# Dask DataFrames

In the last two sections we built computations with dask.delayed and then ran them on a distributed cluster using dask.distributed.  In this section we use Dask.dataframes to build computations for us in the common case of tabuluar computations.  Dask dataframes look and feel like Pandas dataframes but they run on the same infrastructure that powers dask.delayed (indeed some of dask.dataframes are just built with dask.delayed).

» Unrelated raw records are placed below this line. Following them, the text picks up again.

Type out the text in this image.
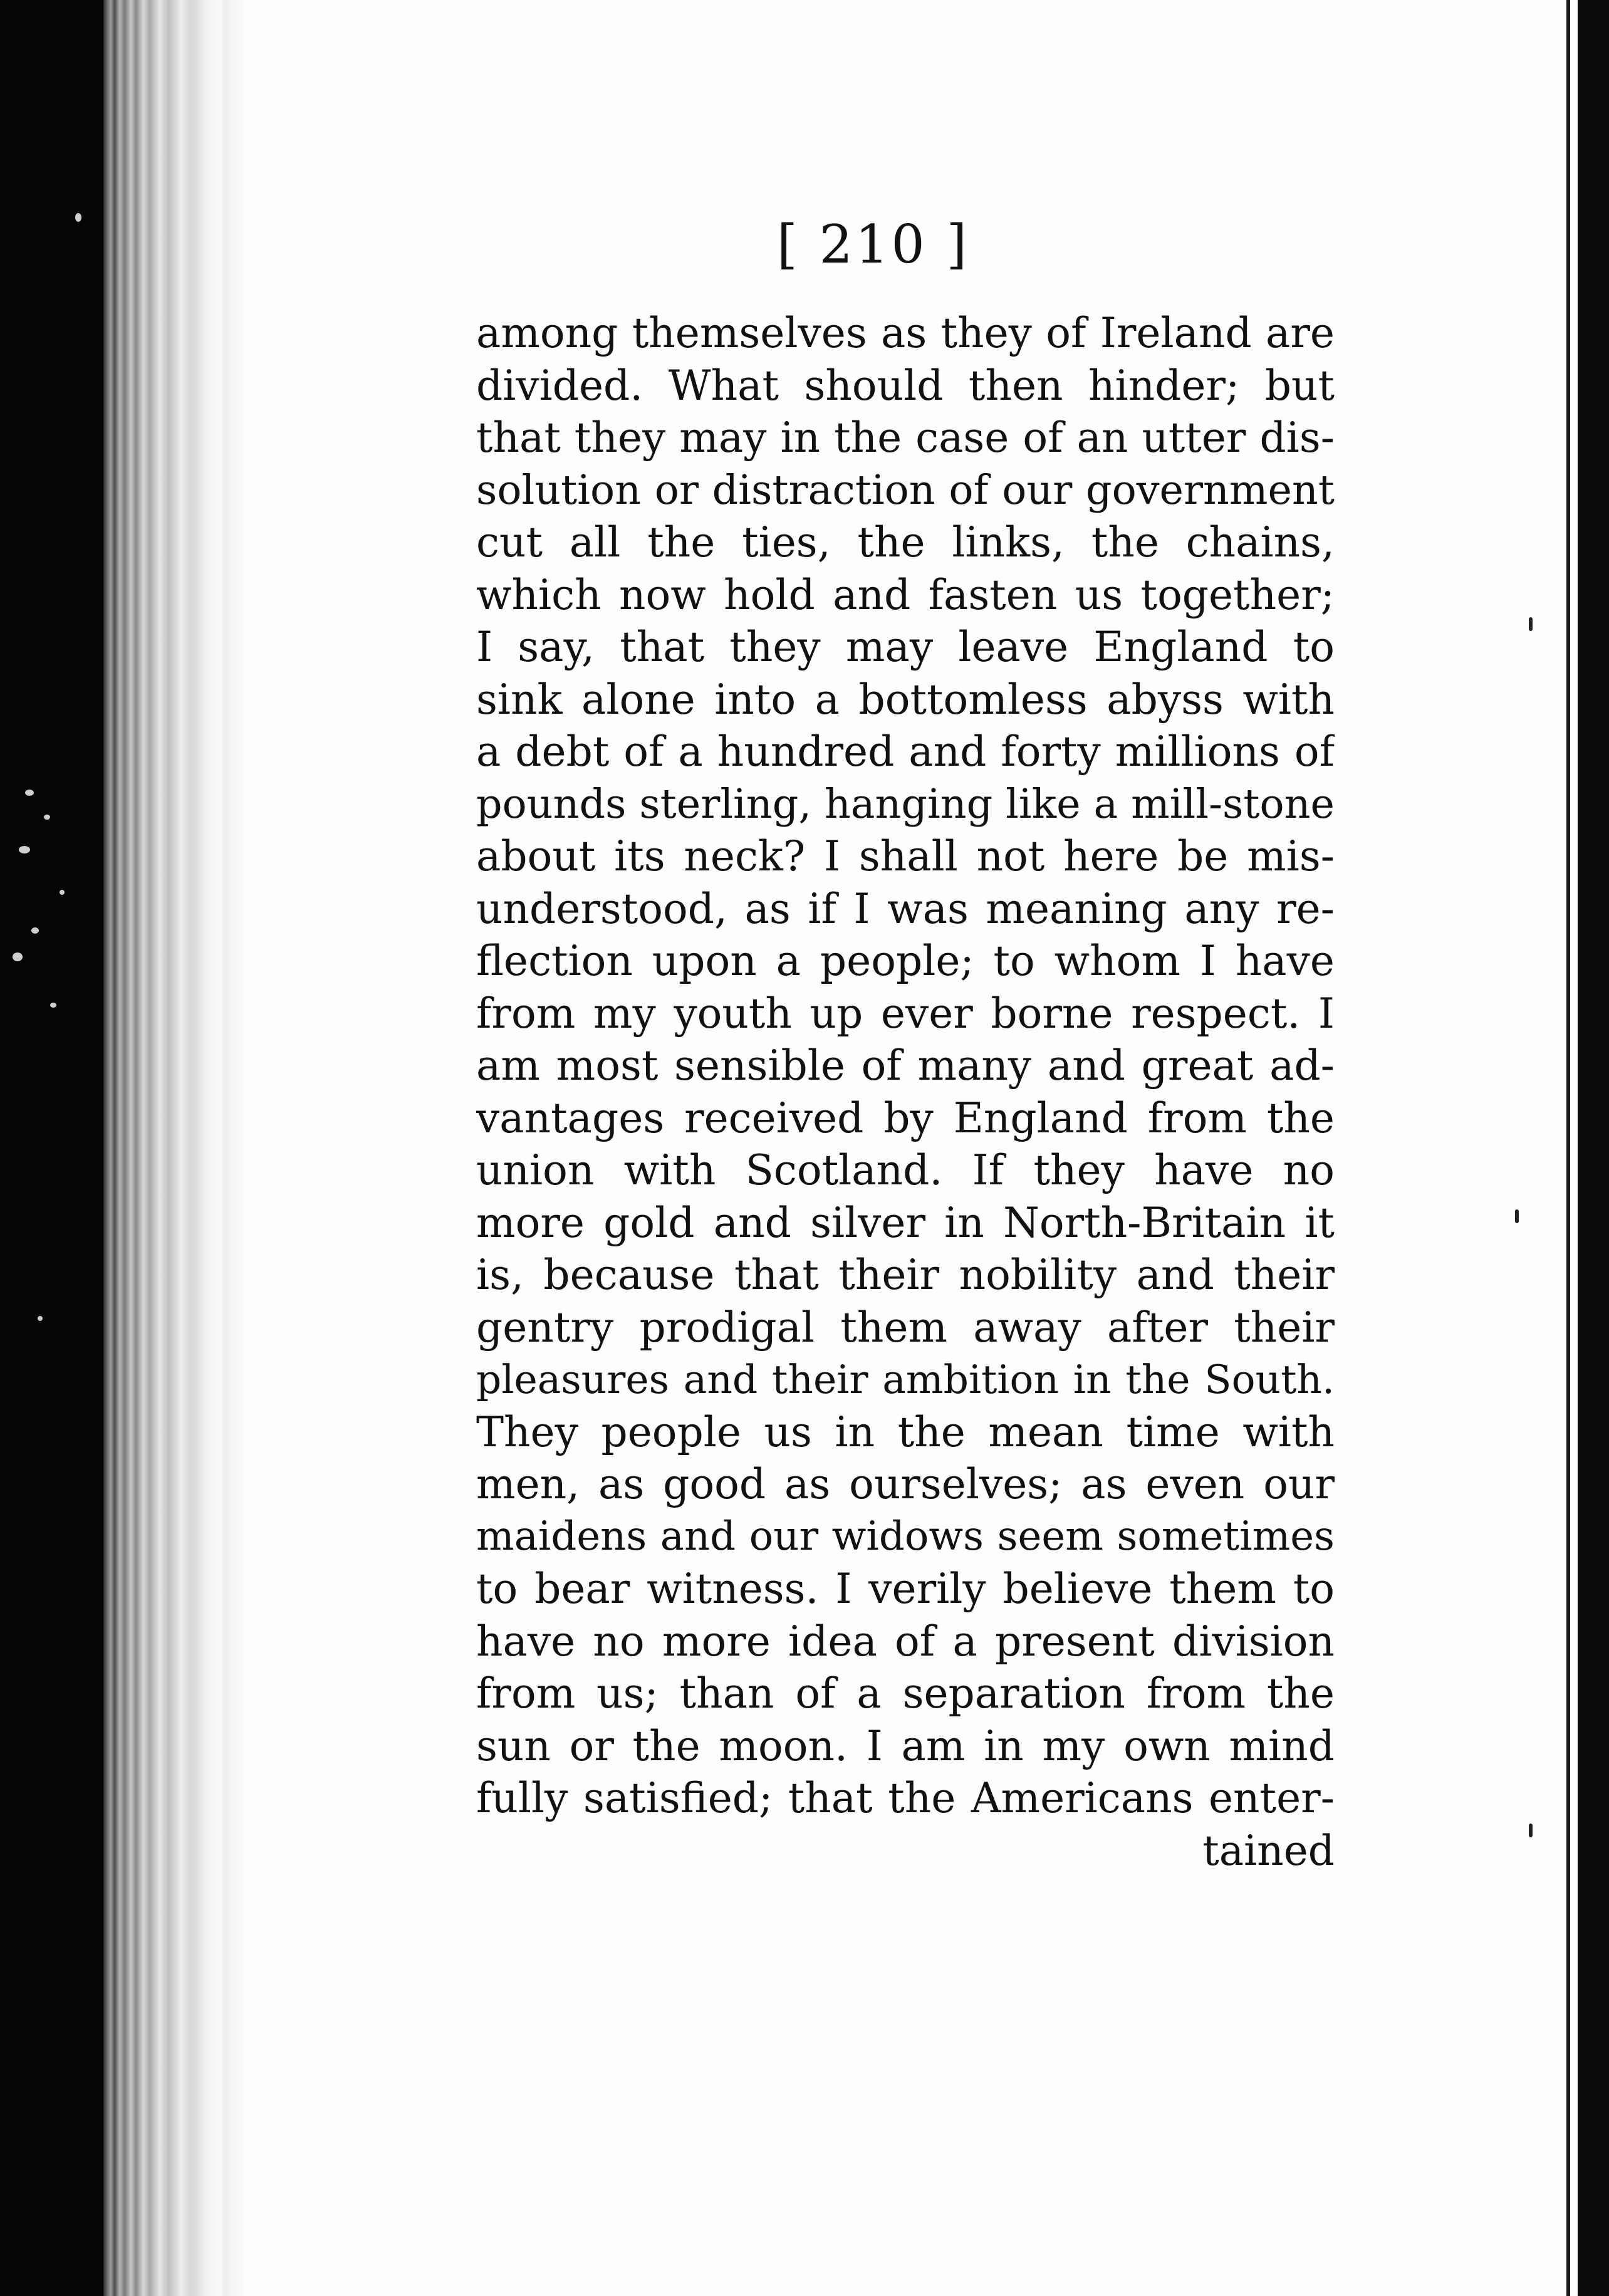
[ 210 ]
among themselves as they of Ireland are
divided. What should then hinder; but
that they may in the case of an utter dis-
solution or distraction of our government
cut all the ties, the links, the chains,
which now hold and fasten us together;
I say, that they may leave England to
sink alone into a bottomless abyss with
a debt of a hundred and forty millions of
pounds sterling, hanging like a mill-stone
about its neck? I shall not here be mis-
understood, as if I was meaning any re-
flection upon a people; to whom I have
from my youth up ever borne respect. I
am most sensible of many and great ad-
vantages received by England from the
union with Scotland. If they have no
more gold and silver in North-Britain it
is, because that their nobility and their
gentry prodigal them away after their
pleasures and their ambition in the South.
They people us in the mean time with
men, as good as ourselves; as even our
maidens and our widows seem sometimes
to bear witness. I verily believe them to
have no more idea of a present division
from us; than of a separation from the
sun or the moon. I am in my own mind
fully satisfied; that the Americans enter-
tained
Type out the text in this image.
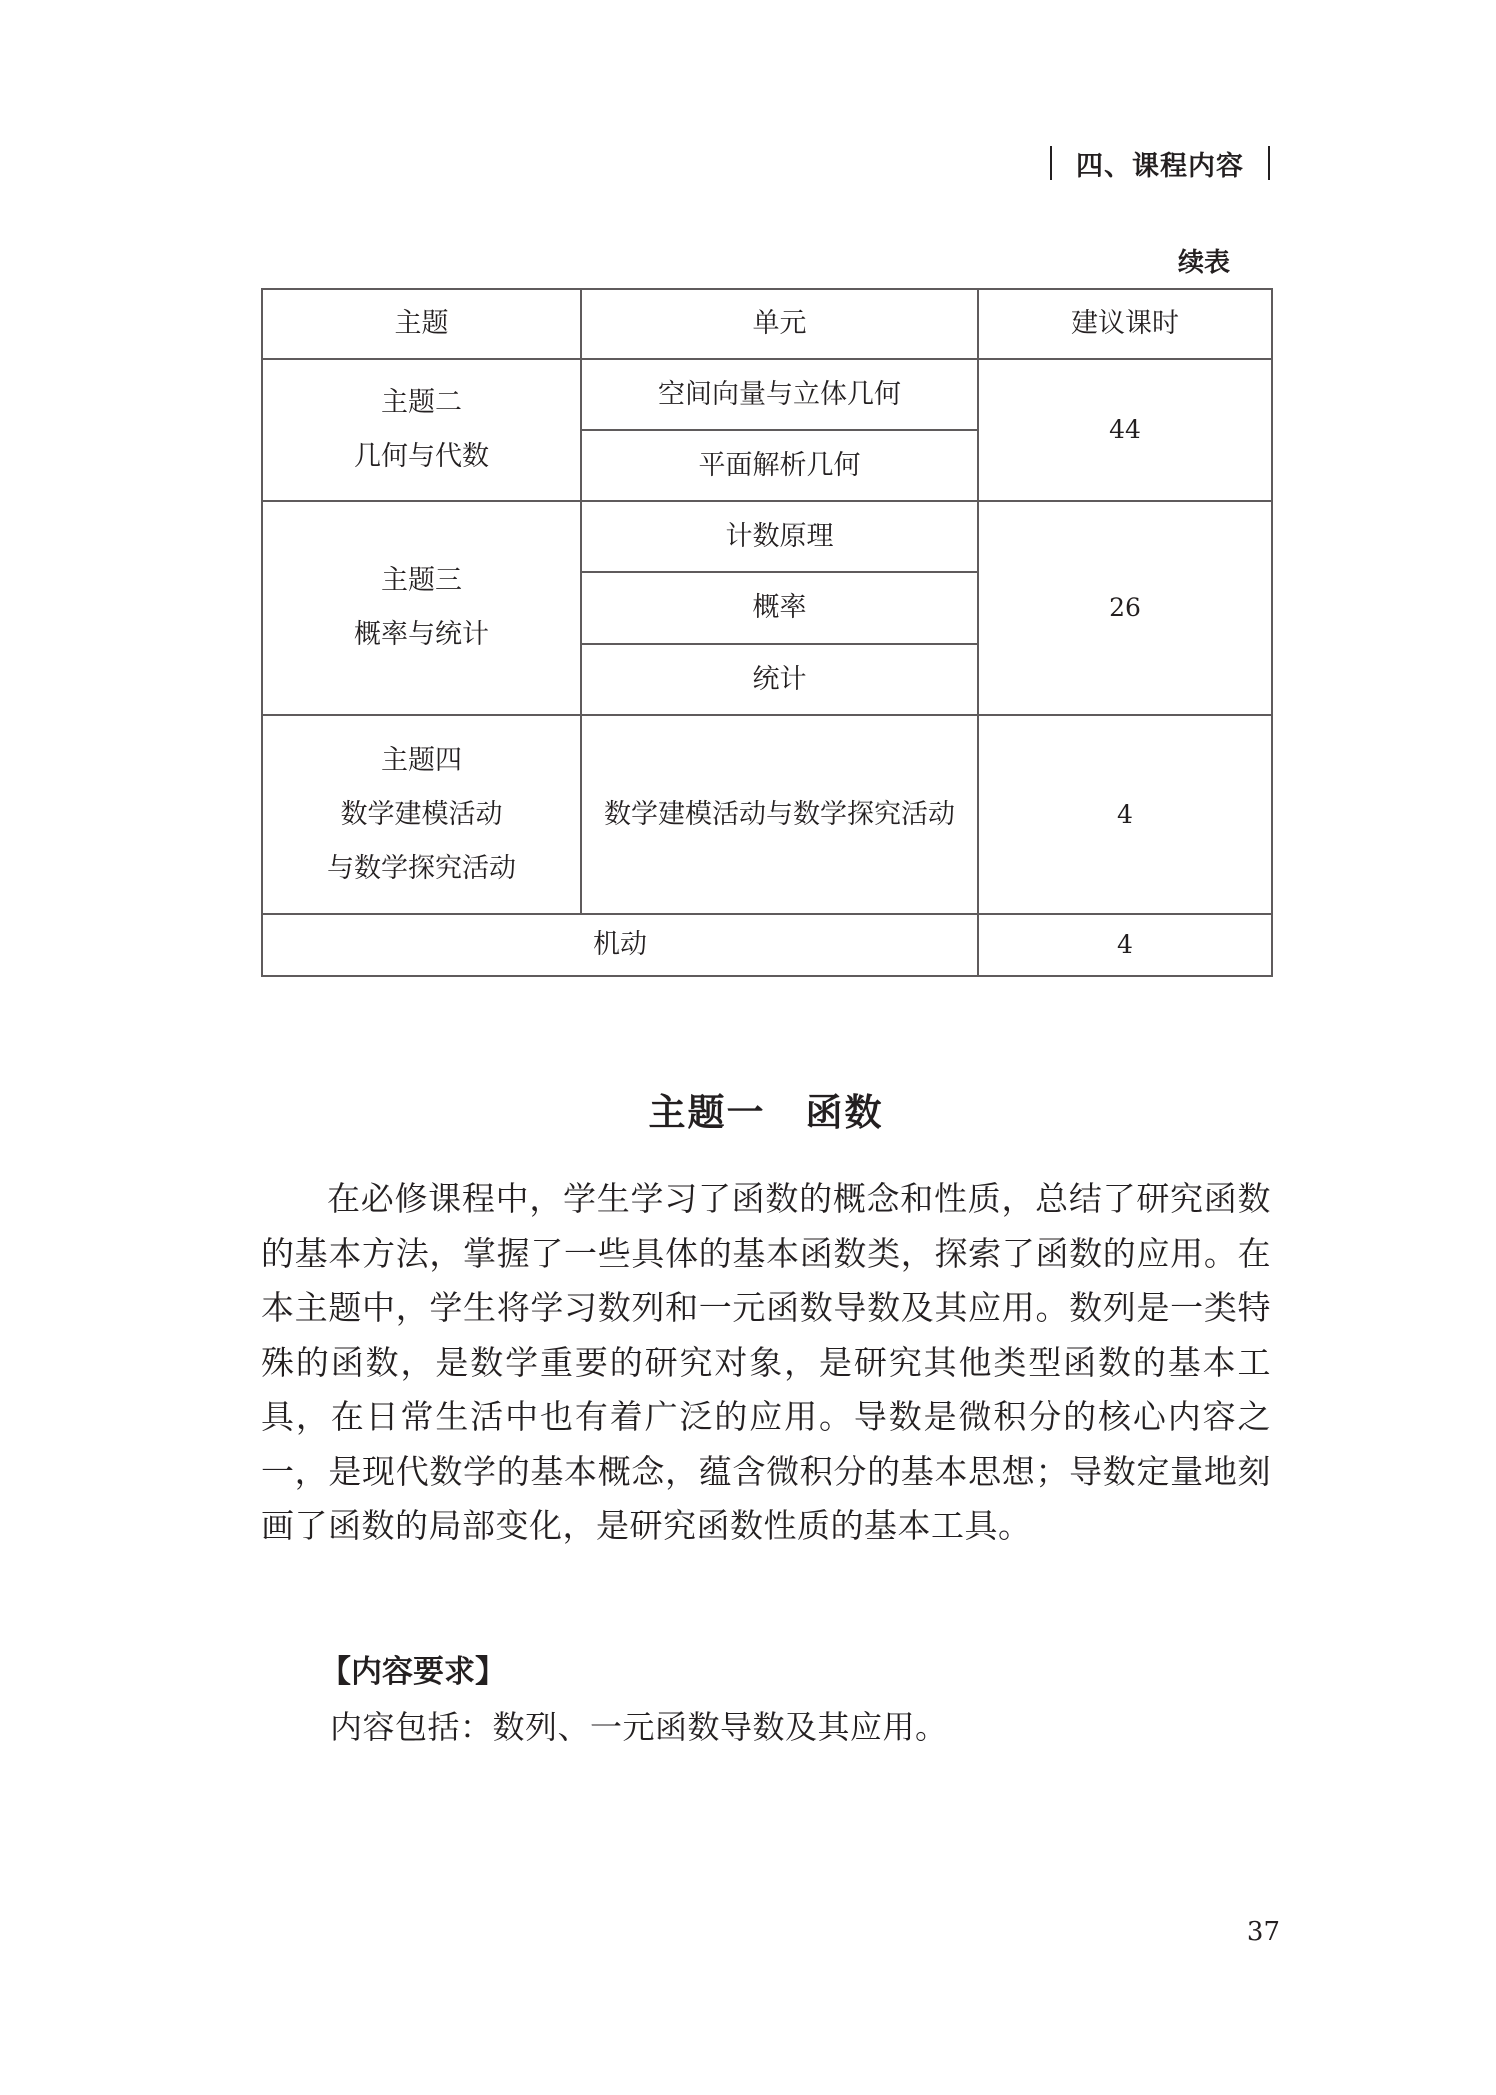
四、课程内容
续表
主题	单元	建议课时

主题二
几何与代数	空间向量与立体几何	44
	平面解析几何	

主题三
概率与统计	计数原理	26
	概率	
	统计	

主题四
数学建模活动
与数学探究活动	数学建模活动与数学探究活动	4
机动		4
主题一 函数

在必修课程中，学生学习了函数的概念和性质，总结了研究函数的基本方法，掌握了一些具体的基本函数类，探索了函数的应用。在本主题中，学生将学习数列和一元函数导数及其应用。数列是一类特殊的函数，是数学重要的研究对象，是研究其他类型函数的基本工具，在日常生活中也有着广泛的应用。导数是微积分的核心内容之一，是现代数学的基本概念，蕴含微积分的基本思想；导数定量地刻画了函数的局部变化，是研究函数性质的基本工具。

【内容要求】

内容包括：数列、一元函数导数及其应用。

37
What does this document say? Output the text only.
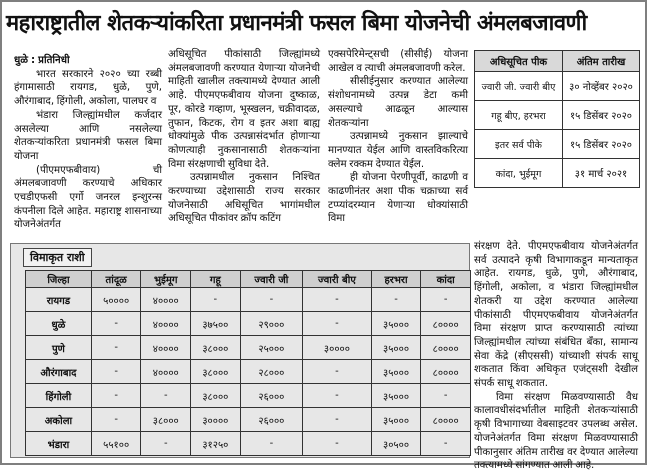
महाराष्ट्रातील शेतकऱ्यांकरिता प्रधानमंत्री फसल बिमा योजनेची अंमलबजावणी

धुळे : प्रतिनिधी

भारत सरकारने २०२० च्या रब्बी हंगामासाठी रायगड, धुळे, पुणे, औरंगाबाद, हिंगोली, अकोला, पालघर व

भंडारा जिल्ह्यांमधील कर्जदार असलेल्या आणि नसलेल्या शेतकऱ्यांकरिता प्रधानमंत्री फसल बिमा योजना

(पीएमएफबीवाय) ची अंमलबजावणी करण्याचे अधिकार एचडीएफसी एर्गो जनरल इन्शुरन्स कंपनीला दिले आहेत. महाराष्ट्र शासनाच्या योजनेअंतर्गत

अधिसूचित पीकांसाठी जिल्ह्यांमध्ये अंमलबजावणी करण्यात येणाऱ्या योजनेची माहिती खालील तक्त्यामध्ये देण्यात आली आहे. पीएमएफबीवाय योजना दुष्काळ, पूर, कोरडे गव्हाण, भूस्खलन, चक्रीवादळ, तुफान, किटक, रोग व इतर अशा बाह्य धोक्यांमुळे पीक उत्पन्नासंदर्भात होणाऱ्या कोणत्याही नुकसानासाठी शेतकऱ्यांना विमा संरक्षणाची सुविधा देते.

उत्पन्नामधील नुकसान निश्चित करण्याच्या उद्देशासाठी राज्य सरकार योजनेसाठी अधिसूचित भागांमधील अधिसूचित पीकांवर क्रॉप कटिंग

एक्सपेरिमेन्ट्सची (सीसीई) योजना आखेल व त्याची अंमलबजावणी करेल.

सीसीईनुसार करण्यात आलेल्या संशोधनामध्ये उत्पन्न डेटा कमी असल्याचे आढळून आल्यास शेतकऱ्यांना

उत्पन्नामध्ये नुकसान झाल्याचे मानण्यात येईल आणि वास्तविकरित्या क्लेम रक्कम देण्यात येईल.

ही योजना पेरणीपूर्वी, काढणी व काढणीनंतर अशा पीक चक्राच्या सर्व टप्प्यांदरम्यान येणाऱ्या धोक्यांसाठी विमा

अधिसूचित पीक	अंतिम तारीख
ज्वारी जी. ज्वारी बीए	३० नोव्हेंबर २०२०
गहू बीए, हरभरा	१५ डिसेंबर २०२०
इतर सर्व पीके	१५ डिसेंबर २०२०
कांदा, भुईमूग	३१ मार्च २०२१

संरक्षण देते. पीएमएफबीवाय योजनेअंतर्गत सर्व उत्पादने कृषी विभागाकडून मान्यताकृत आहेत. रायगड, धुळे, पुणे, औरंगाबाद, हिंगोली, अकोला, व भंडारा जिल्ह्यांमधील शेतकरी या उद्देश करण्यात आलेल्या पीकांसाठी पीएमएफबीवाय योजनेअंतर्गत विमा संरक्षण प्राप्त करण्यासाठी त्यांच्या जिल्ह्यांमधील त्यांच्या संबंधित बँका, सामान्य सेवा केंद्रे (सीएससी) यांच्याशी संपर्क साधू शकतात किंवा अधिकृत एजंट्सशी देखील संपर्क साधू शकतात.

विमा संरक्षण मिळवण्यासाठी वैध कालावधीसंदर्भातील माहिती शेतकऱ्यांसाठी कृषी विभागाच्या वेबसाइटवर उपलब्ध असेल. योजनेअंतर्गत विमा संरक्षण मिळवण्यासाठी पीकानुसार अंतिम तारीख वर देण्यात आलेल्या तक्त्यामध्ये सांगण्यात आली आहे.

विमाकृत राशी
जिल्हा	तांदूळ	भुईमूग	गहू	ज्वारी जी	ज्वारी बीए	हरभरा	कांदा
रायगड	५००००	४००००	-	-	-	-	-
धुळे	-	४००००	३७५००	२९०००	-	३५०००	८००००
पुणे	-	४००००	३८०००	२५०००	३००००	३५०००	८००००
औरंगाबाद	-	४००००	३८०००	२८०००	-	३५०००	८००००
हिंगोली	-	-	३८०००	२६०००	-	३५०००	-
अकोला	-	३८०००	३००००	२६०००	-	३५०००	८००००
भंडारा	५५१००	-	३१२५०	-	-	३०५००	-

In this notebook we use the same stock data as in notebook 1, but now rather than write for loops we let dask.dataframe construct our computations for us.

In [None]:
import os

import dask
import dask.dataframe as dd

df = dd.read_csv(os.path.join('data', 'stocks', 'GOOG', '*.csv'), parse_dates=['timestamp'])
df

In [None]:
%time df.head()

In [None]:
%time df.high.max().compute()

In [None]:
%%time
%matplotlib inline

high = df.groupby(df.timestamp.dt.round('1d')).high.max()
low = df.groupby(df.timestamp.dt.round('1d')).low.min()
spread = high - low
spread.compute().plot(figsize=(10, 5))

### Persist

In [None]:
from dask.distributed import Client, progress
c = Client('localhost:8786')
c

In [None]:
df = df.persist()
progress(df)

In [None]:
len(df)

In [None]:
df = df.set_index('timestamp', sorted=True).persist()

In [None]:
%time df.close.resample('1d').mean().fillna(method='ffill').compute().plot(figsize=(10, 5))

In [None]:
pdf = df.compute()

In [None]:
%%time
pdf.close.resample('1d').mean().fillna(method='ffill').plot(figsize=(10, 5))